I love these mushrooms for three reasons: l) The flavor is sensational; 2) They are quick and easy to make, with few ingredients needed; and 3) Bob, our friend who is a vegetarian, can eat them, so he doesn’t mind it when I ask him to whip up a batch in my kitchen!
- 1 pkg. of cream cheese (8 oz.), softened
- 1 lb. button mushrooms
- 1/4 cup parmesan cheese (either grated or shredded)

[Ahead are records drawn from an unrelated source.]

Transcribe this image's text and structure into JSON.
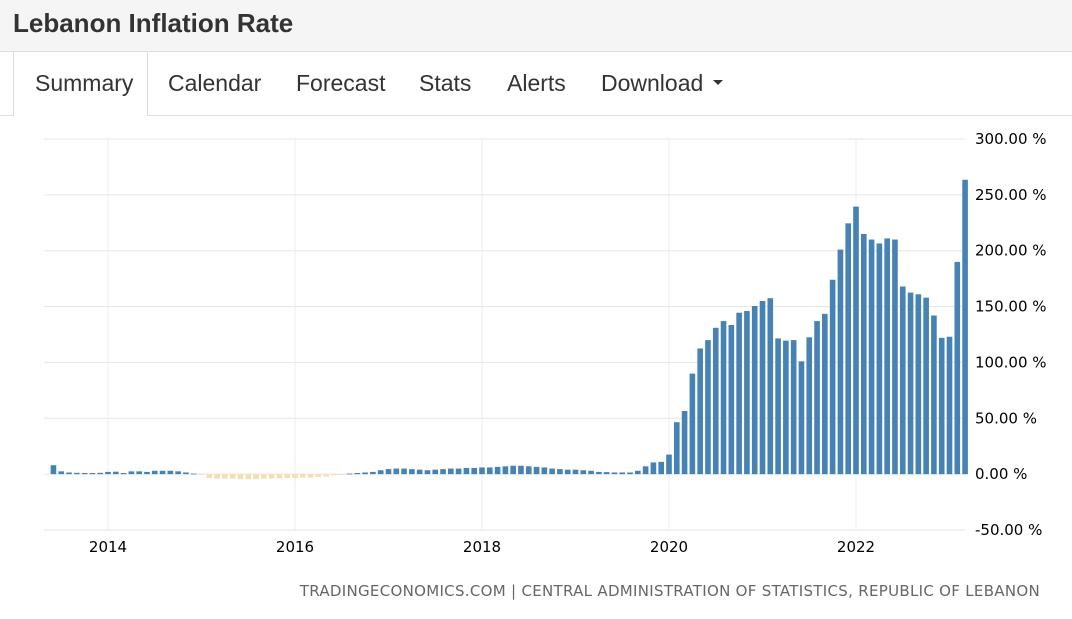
{
  "page": {
    "title": "Lebanon Inflation Rate"
  },
  "tabs": [
    {
      "label": "Summary",
      "active": true
    },
    {
      "label": "Calendar",
      "active": false
    },
    {
      "label": "Forecast",
      "active": false
    },
    {
      "label": "Stats",
      "active": false
    },
    {
      "label": "Alerts",
      "active": false
    },
    {
      "label": "Download",
      "active": false
    }
  ],
  "source": "TRADINGECONOMICS.COM | CENTRAL ADMINISTRATION OF STATISTICS, REPUBLIC OF LEBANON",
  "chart_data": {
    "type": "bar",
    "title": "",
    "xlabel": "",
    "ylabel": "",
    "ylim": [
      -50,
      300
    ],
    "y_ticks": [
      "300.00 %",
      "250.00 %",
      "200.00 %",
      "150.00 %",
      "100.00 %",
      "50.00 %",
      "0.00 %",
      "-50.00 %"
    ],
    "y_tick_values": [
      300,
      250,
      200,
      150,
      100,
      50,
      0,
      -50
    ],
    "x_ticks": [
      "2014",
      "2016",
      "2018",
      "2020",
      "2022"
    ],
    "x_tick_values": [
      "2014-01",
      "2016-01",
      "2018-01",
      "2020-01",
      "2022-01"
    ],
    "grid": true,
    "colors": {
      "positive": "#4682b4",
      "negative": "#f5deb3"
    },
    "series": [
      {
        "start": "2013-06",
        "frequency": "monthly",
        "values": [
          8.0,
          2.5,
          1.5,
          1.2,
          1.0,
          1.0,
          1.2,
          2.0,
          2.2,
          1.0,
          2.5,
          2.5,
          2.0,
          3.0,
          3.0,
          3.0,
          2.5,
          1.5,
          0.5,
          -0.3,
          -3.5,
          -4.0,
          -4.0,
          -4.0,
          -4.5,
          -4.5,
          -4.5,
          -4.0,
          -4.0,
          -3.8,
          -3.5,
          -3.5,
          -3.0,
          -3.0,
          -2.5,
          -2.2,
          -1.0,
          -0.5,
          0.5,
          1.0,
          1.5,
          2.0,
          3.5,
          4.5,
          5.0,
          5.0,
          4.5,
          4.0,
          3.5,
          4.0,
          4.5,
          5.0,
          5.0,
          5.5,
          5.5,
          6.0,
          6.0,
          6.5,
          7.0,
          7.5,
          7.5,
          7.0,
          6.5,
          6.0,
          5.0,
          4.5,
          4.0,
          4.0,
          3.5,
          3.0,
          2.0,
          1.8,
          1.5,
          1.5,
          1.5,
          3.0,
          7.0,
          10.5,
          11.0,
          17.5,
          46.5,
          56.5,
          90.0,
          112.5,
          120.0,
          131.0,
          137.0,
          133.5,
          144.5,
          146.0,
          150.5,
          155.0,
          157.5,
          121.5,
          119.5,
          120.0,
          101.0,
          122.5,
          137.0,
          143.5,
          174.0,
          201.0,
          224.5,
          239.5,
          215.0,
          210.0,
          206.5,
          211.0,
          210.0,
          168.0,
          162.5,
          161.0,
          158.0,
          142.0,
          122.0,
          123.0,
          190.0,
          263.5
        ]
      }
    ]
  }
}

- 1/2 tsp. of a really great seasoning mix, such as Trader Joe’s 21 Seasoning Salute or Trader Joe’s Everyday Seasoning. If you don’t have something like that, you can use 1/4 tsp. garlic powder, a dash of salt, a few herbs like basil and oregano, or 1/2 tsp. Italian Seasoning herbs and a dash of salt
- 1 stick butter, melted
- Red pepper flakes or chopped parsley or finely diced chives
Preheat the oven to 350 degrees.
Clean the mushrooms (with a mushroom brush, a damp paper towel, or whatever your favorite method is). Cut a small slice off the bottom so each mushroom will sit still without wobbling. Remove the stems. Finely chop both the stems and the slice you cut off the bottom. (I shouldn’t need to say this, but I don’t want any bad things to happen, so I will be very clear: Don’t chop up the mushroom caps. That’s what you’re going to stuff, silly.)
Mix together the cream cheese, parmesan cheese, and your seasonings while you melt your butter in the microwave. Place the melted butter into a shallow bowl for use in a minute. Meanwhile, after the other ingredients are thoroughly mixed, gently fold in the chopped mushroom parts.
Get out a cookie sheet. If you have a small cookie scoop (the kind you squeeze and it will drop out your ball of dough), use it to place a small scoop of cheese filling into the cavity of each mushroom cap. [Otherwise, slip on your food-safe gloves and roll your own balls and place them into the mushroom caps.] Roll each mushroom cap in the melted butter to coat, then place on the cookie sheet.
Bake at 350 degrees for approximately 30 minutes. Do not expect them to get brown. The purpose of baking is to cook the mushrooms and melt the cheeses. When you take them out of the oven, top part of them with red pepper flakes, part with chopped parsley, and leave part without adornment. Something for everyone! (Unless you’re around my house, in which case you top them all with crushed red pepper flakes and call it good, because otherwise fights will break out.)
These probably keep well. The only thing I can attest to is that they’re good for breakfast the next day. I assume they would last longer than that, but I have no personal experience with them being around longer than that.